As flash becomes ubiquitous the current class of storage known as "All Flash Arrays" will disappear. The vendors who only sell these types of arrays with limited functionality will need to increase their portfolios or cease to exist., There is a huge inventory of disk already out there, which will be around for some time. Hybrid storage arrays that can virtualise or front end the disks so that most of the advantages of flash performance can be realized with legacy systems will be required during the transition. As new flash devices and future non-volatile memory technologies become available, hybrid storage arrays with virtualisation and dynamic tiering will be required to ensure a smooth transition. We are seeing some customers who have already committed to go all in with flash. One of our customers was running out of power and floor space in their data center. Rather than spend $200m to build another data center, they decided to convert their enterprise storage systems to flash. The conversion cost less than $200m and it left them with plenty of room for growth. Another customer converted to all flash two years ago, when the costs for flash were still much higher than disk, because it was easier to manage and performance was greatly improved. The operations manager said that he was feeling more rested since he no longer had to respond to those 3 am calls complaining about slow response times.

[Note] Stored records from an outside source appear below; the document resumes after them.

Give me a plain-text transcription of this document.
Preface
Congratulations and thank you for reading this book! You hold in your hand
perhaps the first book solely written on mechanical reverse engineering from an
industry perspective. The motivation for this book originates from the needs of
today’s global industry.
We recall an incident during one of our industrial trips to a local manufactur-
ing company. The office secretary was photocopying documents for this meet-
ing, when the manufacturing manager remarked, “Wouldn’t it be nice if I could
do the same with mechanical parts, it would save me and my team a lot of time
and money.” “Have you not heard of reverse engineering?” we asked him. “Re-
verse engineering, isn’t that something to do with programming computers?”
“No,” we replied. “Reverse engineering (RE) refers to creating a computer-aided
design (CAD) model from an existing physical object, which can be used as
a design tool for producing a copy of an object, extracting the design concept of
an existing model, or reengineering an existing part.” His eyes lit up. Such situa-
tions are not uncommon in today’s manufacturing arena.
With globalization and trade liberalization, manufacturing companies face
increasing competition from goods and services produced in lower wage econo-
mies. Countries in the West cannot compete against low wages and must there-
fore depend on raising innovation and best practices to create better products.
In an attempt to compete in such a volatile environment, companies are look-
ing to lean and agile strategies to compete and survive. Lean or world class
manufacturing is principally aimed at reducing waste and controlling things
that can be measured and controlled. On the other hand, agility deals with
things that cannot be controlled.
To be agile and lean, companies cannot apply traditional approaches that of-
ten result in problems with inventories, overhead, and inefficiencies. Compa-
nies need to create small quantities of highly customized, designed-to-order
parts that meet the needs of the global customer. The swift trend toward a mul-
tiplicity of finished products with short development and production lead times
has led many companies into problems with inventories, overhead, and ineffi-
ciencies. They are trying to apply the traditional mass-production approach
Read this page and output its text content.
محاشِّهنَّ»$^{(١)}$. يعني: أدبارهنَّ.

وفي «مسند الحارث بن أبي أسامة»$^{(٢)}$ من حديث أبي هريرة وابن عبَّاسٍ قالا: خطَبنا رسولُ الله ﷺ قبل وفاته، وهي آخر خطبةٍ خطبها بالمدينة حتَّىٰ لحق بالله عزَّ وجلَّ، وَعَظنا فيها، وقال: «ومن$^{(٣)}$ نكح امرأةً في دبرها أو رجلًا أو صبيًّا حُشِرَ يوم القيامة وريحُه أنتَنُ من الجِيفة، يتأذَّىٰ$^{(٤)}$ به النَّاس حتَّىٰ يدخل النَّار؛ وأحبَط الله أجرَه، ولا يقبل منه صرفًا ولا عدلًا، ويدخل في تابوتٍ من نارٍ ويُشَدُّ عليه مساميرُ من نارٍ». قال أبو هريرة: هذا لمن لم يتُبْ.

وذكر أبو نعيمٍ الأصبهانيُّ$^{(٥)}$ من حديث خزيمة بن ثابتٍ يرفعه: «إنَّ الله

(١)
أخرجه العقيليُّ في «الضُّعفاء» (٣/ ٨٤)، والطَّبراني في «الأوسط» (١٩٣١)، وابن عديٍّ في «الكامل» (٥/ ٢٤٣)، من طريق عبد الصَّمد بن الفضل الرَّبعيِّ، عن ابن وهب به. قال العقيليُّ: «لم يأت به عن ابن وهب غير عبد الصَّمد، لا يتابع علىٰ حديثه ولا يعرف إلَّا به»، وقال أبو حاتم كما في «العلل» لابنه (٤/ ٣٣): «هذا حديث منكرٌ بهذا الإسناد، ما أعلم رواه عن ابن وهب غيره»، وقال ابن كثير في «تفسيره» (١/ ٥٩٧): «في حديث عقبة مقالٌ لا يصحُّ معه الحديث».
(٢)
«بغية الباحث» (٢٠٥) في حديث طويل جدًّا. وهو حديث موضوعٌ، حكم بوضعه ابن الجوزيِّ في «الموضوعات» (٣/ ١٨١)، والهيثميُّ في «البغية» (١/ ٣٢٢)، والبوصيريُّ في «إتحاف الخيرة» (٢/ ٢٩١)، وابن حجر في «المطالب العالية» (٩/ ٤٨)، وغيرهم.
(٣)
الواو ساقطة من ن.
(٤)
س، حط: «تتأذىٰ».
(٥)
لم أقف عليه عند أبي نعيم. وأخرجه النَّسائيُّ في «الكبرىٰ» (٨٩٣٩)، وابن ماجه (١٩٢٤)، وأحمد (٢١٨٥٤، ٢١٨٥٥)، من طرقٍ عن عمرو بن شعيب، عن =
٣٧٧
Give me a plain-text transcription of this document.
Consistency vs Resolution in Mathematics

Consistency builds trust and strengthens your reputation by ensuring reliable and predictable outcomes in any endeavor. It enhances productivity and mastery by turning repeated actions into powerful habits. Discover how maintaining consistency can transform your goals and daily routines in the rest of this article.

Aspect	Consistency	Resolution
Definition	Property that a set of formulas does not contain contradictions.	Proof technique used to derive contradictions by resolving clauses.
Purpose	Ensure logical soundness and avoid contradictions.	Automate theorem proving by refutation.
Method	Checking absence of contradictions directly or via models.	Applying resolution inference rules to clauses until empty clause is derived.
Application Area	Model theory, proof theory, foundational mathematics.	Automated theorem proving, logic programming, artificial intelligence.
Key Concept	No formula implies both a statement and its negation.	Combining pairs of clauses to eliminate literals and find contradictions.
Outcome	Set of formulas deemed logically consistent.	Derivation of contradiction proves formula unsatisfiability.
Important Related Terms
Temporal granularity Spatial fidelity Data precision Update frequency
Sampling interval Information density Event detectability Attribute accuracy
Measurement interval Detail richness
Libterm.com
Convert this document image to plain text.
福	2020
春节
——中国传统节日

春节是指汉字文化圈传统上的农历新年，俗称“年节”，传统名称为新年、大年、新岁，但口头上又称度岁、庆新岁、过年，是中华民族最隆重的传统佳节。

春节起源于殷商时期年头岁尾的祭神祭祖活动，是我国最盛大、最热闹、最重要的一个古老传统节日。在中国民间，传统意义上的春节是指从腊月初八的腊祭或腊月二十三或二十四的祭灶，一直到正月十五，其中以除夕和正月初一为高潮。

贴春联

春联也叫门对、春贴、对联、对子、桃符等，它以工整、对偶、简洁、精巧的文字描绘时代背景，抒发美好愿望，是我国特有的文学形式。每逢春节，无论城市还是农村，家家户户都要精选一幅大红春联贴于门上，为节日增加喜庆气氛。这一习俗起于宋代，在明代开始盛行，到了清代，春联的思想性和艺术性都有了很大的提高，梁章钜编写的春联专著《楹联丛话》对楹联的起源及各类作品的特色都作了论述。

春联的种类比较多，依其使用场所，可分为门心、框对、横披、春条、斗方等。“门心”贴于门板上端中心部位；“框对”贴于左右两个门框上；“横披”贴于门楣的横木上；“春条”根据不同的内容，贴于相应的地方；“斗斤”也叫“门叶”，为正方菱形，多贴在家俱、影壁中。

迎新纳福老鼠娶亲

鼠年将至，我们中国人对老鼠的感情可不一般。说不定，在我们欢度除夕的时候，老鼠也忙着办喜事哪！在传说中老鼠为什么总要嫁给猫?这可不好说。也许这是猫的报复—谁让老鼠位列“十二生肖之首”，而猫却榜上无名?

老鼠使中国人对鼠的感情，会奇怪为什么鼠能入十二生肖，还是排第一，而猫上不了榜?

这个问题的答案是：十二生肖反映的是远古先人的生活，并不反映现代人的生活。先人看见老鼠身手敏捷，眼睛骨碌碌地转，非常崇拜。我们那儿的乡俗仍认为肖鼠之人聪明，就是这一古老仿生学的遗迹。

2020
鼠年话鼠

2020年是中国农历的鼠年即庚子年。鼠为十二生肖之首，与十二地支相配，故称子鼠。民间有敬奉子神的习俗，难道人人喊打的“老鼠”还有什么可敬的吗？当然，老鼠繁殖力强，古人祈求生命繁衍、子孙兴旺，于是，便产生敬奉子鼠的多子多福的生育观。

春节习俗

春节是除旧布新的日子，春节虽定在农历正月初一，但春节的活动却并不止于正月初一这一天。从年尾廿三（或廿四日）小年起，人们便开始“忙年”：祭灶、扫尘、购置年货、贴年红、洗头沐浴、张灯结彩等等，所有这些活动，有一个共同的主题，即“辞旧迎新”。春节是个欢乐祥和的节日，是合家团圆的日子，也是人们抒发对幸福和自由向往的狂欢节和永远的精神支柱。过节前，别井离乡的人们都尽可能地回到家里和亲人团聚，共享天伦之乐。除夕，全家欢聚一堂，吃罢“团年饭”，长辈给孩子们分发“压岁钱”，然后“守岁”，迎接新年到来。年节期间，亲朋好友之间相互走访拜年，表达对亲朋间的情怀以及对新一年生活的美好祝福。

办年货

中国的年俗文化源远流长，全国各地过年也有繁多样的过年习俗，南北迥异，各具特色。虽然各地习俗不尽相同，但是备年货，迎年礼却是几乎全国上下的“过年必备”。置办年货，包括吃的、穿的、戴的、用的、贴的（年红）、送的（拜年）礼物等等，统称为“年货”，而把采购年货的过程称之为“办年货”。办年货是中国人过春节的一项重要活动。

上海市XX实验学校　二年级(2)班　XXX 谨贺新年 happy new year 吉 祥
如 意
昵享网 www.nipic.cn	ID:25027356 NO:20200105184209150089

Although flash storage has an order of magnitude higher performance than mechanical disk, we have not realised its full potential. Since flash is virtual, access no longer needs to be sequential, burdened with long queues of requests. The flash device sees all the cells and knows what is in them so it can go directly to the data that is requested. This makes it possible to serve multiple requests for data. With current SCSI commands this is not possible but new protocols like NVMe (Non-Volatile Memory express) and SCSI express will be able to exploit this in the near future, further adding to the demise of disk. While the discussion today is around flash non-volatile memory (NVM), there are future NVM technologies which are even faster and more durable than flash. These technologies will blur the boundaries between memory and storage and will require these new protocols. We may be having these same types of discussions 5 years from now or even sooner.
I believe we have reached the tipping point for flash. What do you think?